New Approaches to Digital 3D Printing
They are to be finer, faster, and more diverse: additive processes and technologies enabling applications in materials research and life sciences. To reach this goal, natural scientists and engineers work along three interconnected lines: in the area of “Technologies,” novel tools will be developed to produce structures down to 10 nm. The new tools are to enable faster and more precise printing with different inks and photoresists developed in the area of “Molecular Materials.” Customized artificial materials are to have a wide spectrum of properties and can be combined.
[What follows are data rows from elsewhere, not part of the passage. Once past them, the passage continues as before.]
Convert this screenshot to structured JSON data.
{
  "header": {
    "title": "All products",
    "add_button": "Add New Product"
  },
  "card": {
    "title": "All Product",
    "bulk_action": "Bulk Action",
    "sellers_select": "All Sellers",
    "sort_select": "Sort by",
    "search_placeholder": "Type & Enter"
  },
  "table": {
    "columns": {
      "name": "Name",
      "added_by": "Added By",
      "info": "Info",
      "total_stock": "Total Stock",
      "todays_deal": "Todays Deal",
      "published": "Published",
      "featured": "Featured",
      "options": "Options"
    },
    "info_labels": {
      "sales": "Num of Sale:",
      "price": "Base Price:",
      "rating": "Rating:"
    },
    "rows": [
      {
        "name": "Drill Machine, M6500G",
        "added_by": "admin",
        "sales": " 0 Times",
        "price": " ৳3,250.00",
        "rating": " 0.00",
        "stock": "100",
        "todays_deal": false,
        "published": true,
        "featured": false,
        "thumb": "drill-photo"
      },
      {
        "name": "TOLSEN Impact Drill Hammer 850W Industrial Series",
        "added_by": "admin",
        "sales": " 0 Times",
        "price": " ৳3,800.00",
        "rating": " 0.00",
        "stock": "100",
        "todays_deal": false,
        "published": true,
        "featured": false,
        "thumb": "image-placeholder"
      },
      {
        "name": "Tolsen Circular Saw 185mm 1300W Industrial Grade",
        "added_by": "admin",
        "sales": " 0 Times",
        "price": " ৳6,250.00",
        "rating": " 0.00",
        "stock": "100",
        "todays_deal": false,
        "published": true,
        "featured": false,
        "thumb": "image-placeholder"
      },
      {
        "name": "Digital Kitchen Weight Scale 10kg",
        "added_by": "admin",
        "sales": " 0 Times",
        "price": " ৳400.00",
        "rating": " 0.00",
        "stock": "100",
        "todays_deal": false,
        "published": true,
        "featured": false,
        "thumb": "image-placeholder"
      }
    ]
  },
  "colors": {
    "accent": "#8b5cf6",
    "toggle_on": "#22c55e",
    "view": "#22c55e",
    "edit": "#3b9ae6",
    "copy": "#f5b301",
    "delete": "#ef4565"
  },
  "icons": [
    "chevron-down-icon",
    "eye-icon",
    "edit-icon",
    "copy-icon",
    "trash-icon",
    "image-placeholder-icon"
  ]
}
The area of “Applications” will cover applied research. Here, the focus lies on optics and photonics, materials sciences, and life sciences. The printed 3D structures are to improve the performance of optical chips in information processing or to be used in artificial retinas.
“Our approach is to translate digital information into customized, functional materials, devices, and systems,” Wegener says. The long-term objective of 3DMM2O consists in building a type of desktop printer that does not need too much space or special conditions, such as a big production hall, vacuum or certain temperatures.” We want to open up so far inaccessible scientific applications for use at home and to enable 3D printing at the push of a button,” Wegener says.
3DMM2O won the approval of the German Research Foundation (DFG) in the funding line “Cluster of Excellence” in 2018. The total annual amount of funding available in this line is about EUR 385 million. In addition, Carl Zeiss Foundation will fund the cluster with EUR 8 million for a period of six years. These funds will be spent for a scholarship program for doctoral researchers, a new professorship at CAM, a new user laboratory at KIT, and an accompanying “Vision Assessment” study of social and ethical implications of 3DMM2O.
HEiKA Graduate School “Functional Materials”
A central element of the cluster is the HEiKA Graduate School “Functional Materials.” HEiKA stands for the Heidelberg Karlsruhe Strategic Partnership that covers all joint bilateral activities of KIT and Heidelberg University. The Graduate School integrates master’s and doctoral students into the highly interdisciplinary research area. Here, a broad module program plays an important role. Every year, Carl Zeiss Foundation will fund up to four master students who intend to gain a doctorate in the area of 3DMM2O. In addition, the Foundation will support up to 20 doctoral students writing their theses in the areas covered by the cluster.
Customized Mix of Materials and Movable Microstructures: Examples of Research within the 3DMM2O Cluster
Researchers of KIT and Carl Zeiss AG have developed a system for additive manufacture of multi-colored, fluorescent security features in three dimensions. These can be used to protect banknotes, passports, and branded products against counterfeiting. The basis is 3D laser lithography, in which a laser beam is passed through a liquid photoresist and hardens the material at the focal point of the laser beam only. Scientists integrated a self-developed microfluidic chamber into the lithography device for printing with a variety of materials. Now, a single device can print three-dimensional micro- and nanostructures from several materials in a single process step.
Direct laser writing can be used today already to produce precise structures on the microscale. For many applications in biomedicine, however, it would be advantageous if the printed objects were not rigid but movable systems that can be switched after 3D printing. Researchers of KIT have now been able to produce three-dimensional structures from hydrogels that change shape under the influence of temperature or light. The 3D structures produced in this way are functional in aqueous environments and thus ideal for applications in biology and biomedicine.